Sara M. Tolaney, MD, MPH, discusses the safety profile of SAR439859 in estrogen receptor–positive, HER2-negative metastatic breast cancer.
Sara M. Tolaney, MD, MPH, associate director, Susan F. Smith Center for Women’s Cancers, director of Clinical Trials, Breast Oncology, and senior physician, Dana-Farber Cancer Institute, and an assistant professor of medicine, Harvard Medical School, discusses the safety profile of SAR439859 in estrogen receptor (ER)–positive, HER2-negative metastatic breast cancer.
The ongoing phase 2 AMEERA-3 trial (NCT04059484) is evaluating the investigational selective ER degrader (SERD) SAR439859 vs endocrine therapy in pre- and postmenopausal patients with ER-positive/HER2-negative locally advanced or metastatic breast cancer with prior exposure to endocrine therapy.
Previous findings suggested that SAR439859 is well tolerated among patients, Tolaney says.

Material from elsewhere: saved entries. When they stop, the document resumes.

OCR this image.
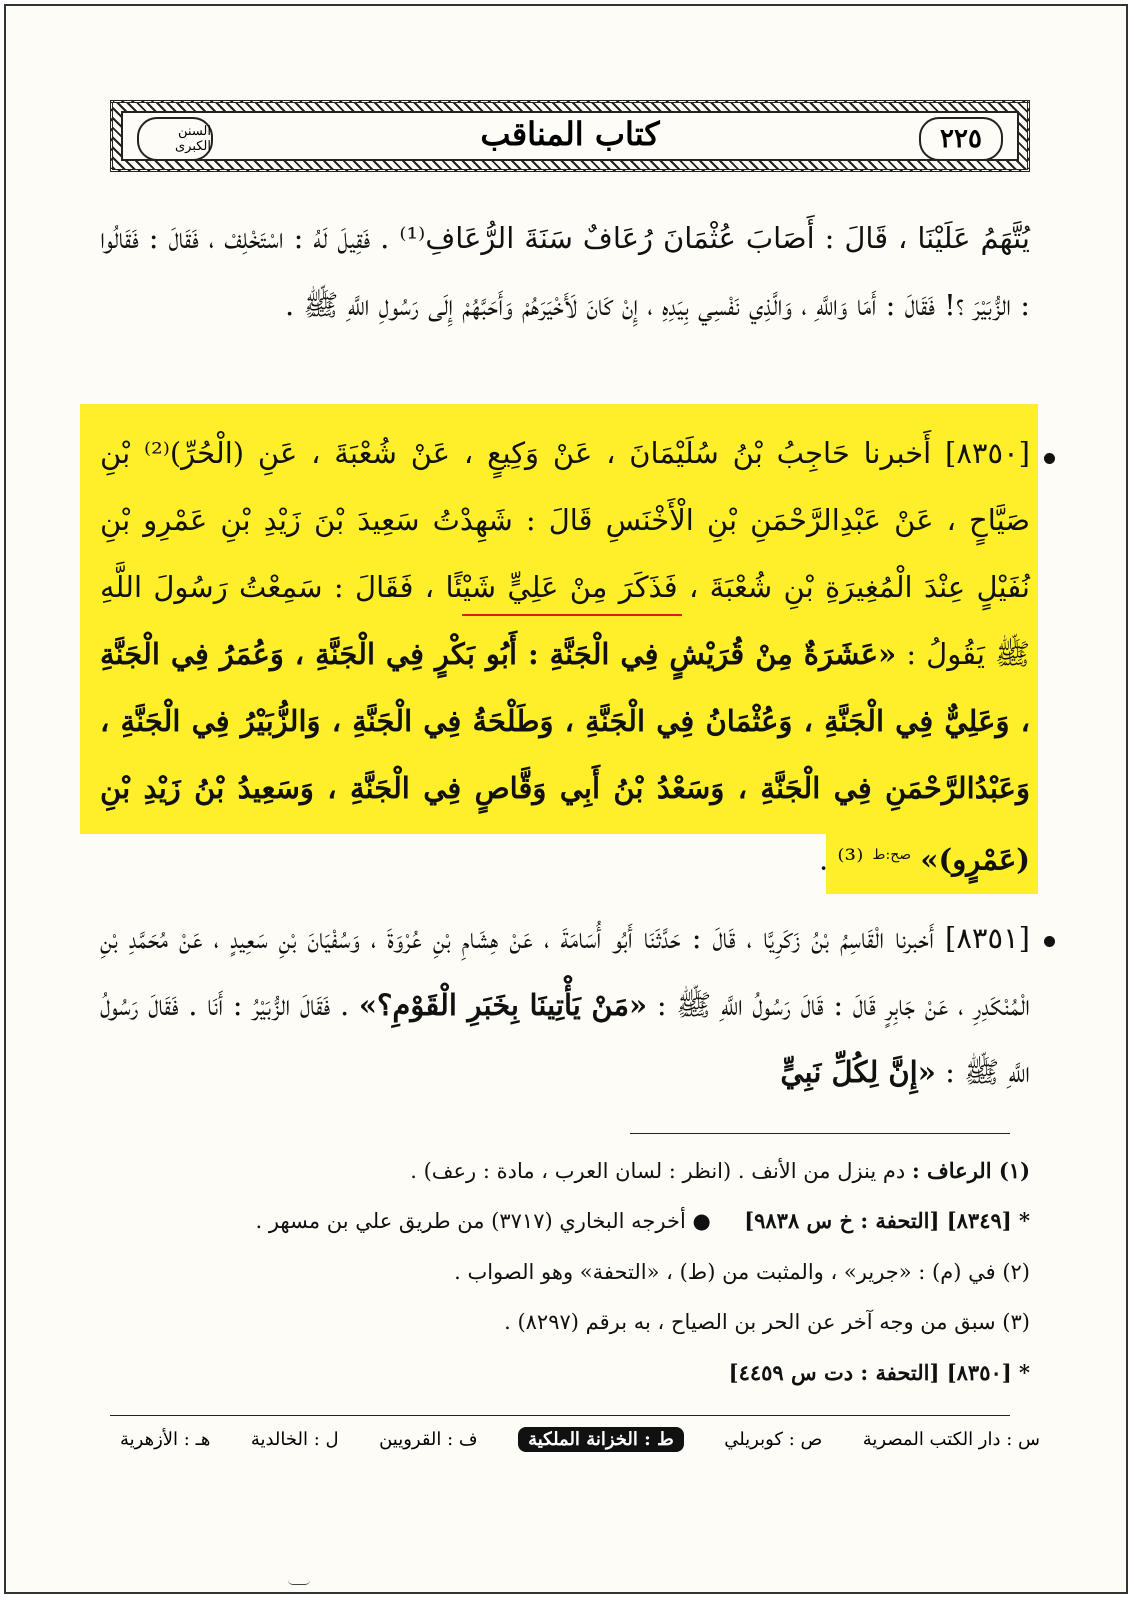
السنن الكبرى	كتاب المناقب	٢٢٥
يُتَّهَمُ عَلَيْنَا ، قَالَ : أَصَابَ عُثْمَانَ رُعَافٌ سَنَةَ الرُّعَافِ⁽¹⁾ . فَقِيلَ لَهُ : اسْتَخْلِفْ ، فَقَالَ : فَقَالُوا : الزُّبَيْرَ ؟! فَقَالَ : أَمَا وَاللَّهِ ، وَالَّذِي نَفْسِي بِيَدِهِ ، إِنْ كَانَ لَأَخْيَرَهُمْ وَأَحَبَّهُمْ إِلَى رَسُولِ اللَّهِ ﷺ .
[٨٣٥٠] أَخبرنا حَاجِبُ بْنُ سُلَيْمَانَ ، عَنْ وَكِيعٍ ، عَنْ شُعْبَةَ ، عَنِ (الْحُرِّ)⁽²⁾ بْنِ صَيَّاحٍ ، عَنْ عَبْدِالرَّحْمَنِ بْنِ الْأَخْنَسِ قَالَ : شَهِدْتُ سَعِيدَ بْنَ زَيْدِ بْنِ عَمْرِو بْنِ نُفَيْلٍ عِنْدَ الْمُغِيرَةِ بْنِ شُعْبَةَ ، فَذَكَرَ مِنْ عَلِيٍّ شَيْئًا ، فَقَالَ : سَمِعْتُ رَسُولَ اللَّهِ ﷺ يَقُولُ : «عَشَرَةٌ مِنْ قُرَيْشٍ فِي الْجَنَّةِ : أَبُو بَكْرٍ فِي الْجَنَّةِ ، وَعُمَرُ فِي الْجَنَّةِ ، وَعَلِيٌّ فِي الْجَنَّةِ ، وَعُثْمَانُ فِي الْجَنَّةِ ، وَطَلْحَةُ فِي الْجَنَّةِ ، وَالزُّبَيْرُ فِي الْجَنَّةِ ، وَعَبْدُالرَّحْمَنِ فِي الْجَنَّةِ ، وَسَعْدُ بْنُ أَبِي وَقَّاصٍ فِي الْجَنَّةِ ، وَسَعِيدُ بْنُ زَيْدِ بْنِ (عَمْرٍو)» $^{صح:ط}$ ⁽³⁾ .
[٨٣٥١] أَخبرنا الْقَاسِمُ بْنُ زَكَرِيَّا ، قَالَ : حَدَّثَنَا أَبُو أُسَامَةَ ، عَنْ هِشَامِ بْنِ عُرْوَةَ ، وَسُفْيَانَ بْنِ سَعِيدٍ ، عَنْ مُحَمَّدِ بْنِ الْمُنْكَدِرِ ، عَنْ جَابِرٍ قَالَ : قَالَ رَسُولُ اللَّهِ ﷺ : «مَنْ يَأْتِينَا بِخَبَرِ الْقَوْمِ؟» . فَقَالَ الزُّبَيْرُ : أَنَا . فَقَالَ رَسُولُ اللَّهِ ﷺ : «إِنَّ لِكُلِّ نَبِيٍّ
(١) الرعاف : دم ينزل من الأنف . (انظر : لسان العرب ، مادة : رعف) .
* [٨٣٤٩] [التحفة : خ س ٩٨٣٨]     ● أخرجه البخاري (٣٧١٧) من طريق علي بن مسهر .
(٢) في (م) : «جرير» ، والمثبت من (ط) ، «التحفة» وهو الصواب .
(٣) سبق من وجه آخر عن الحر بن الصياح ، به برقم (٨٢٩٧) .
* [٨٣٥٠] [التحفة : دت س ٤٤٥٩]
س : دار الكتب المصرية
ص : كوبريلي
ط : الخزانة الملكية
ف : القرويين
ل : الخالدية
هـ : الأزهرية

Common adverse effects (AEs) include hot flashes and night sweats. Notably, unlike some other SERDs that can cause significant gastrointestinal (GI) toxicity, SAR439859 is associated with low rates of low-grade GI AEs, such as nausea, Tolaney explains. Additionally, other SERDs have demonstrated unique toxicities, such as bradycardia and visual disturbances, says Tolaney. Conversely, no novel safety signals have been observed with SAR439859.
Although the agent is currently being evaluated, it has the potential to introduce an oral, efficacious, and well-tolerated SERD into the paradigm, says Tolaney. Moreover, SAR439859 could potentially offer an alternative to fulvestrant (Faslodex), which requires intramuscular injection and has limited bioavailability, Tolaney concludes.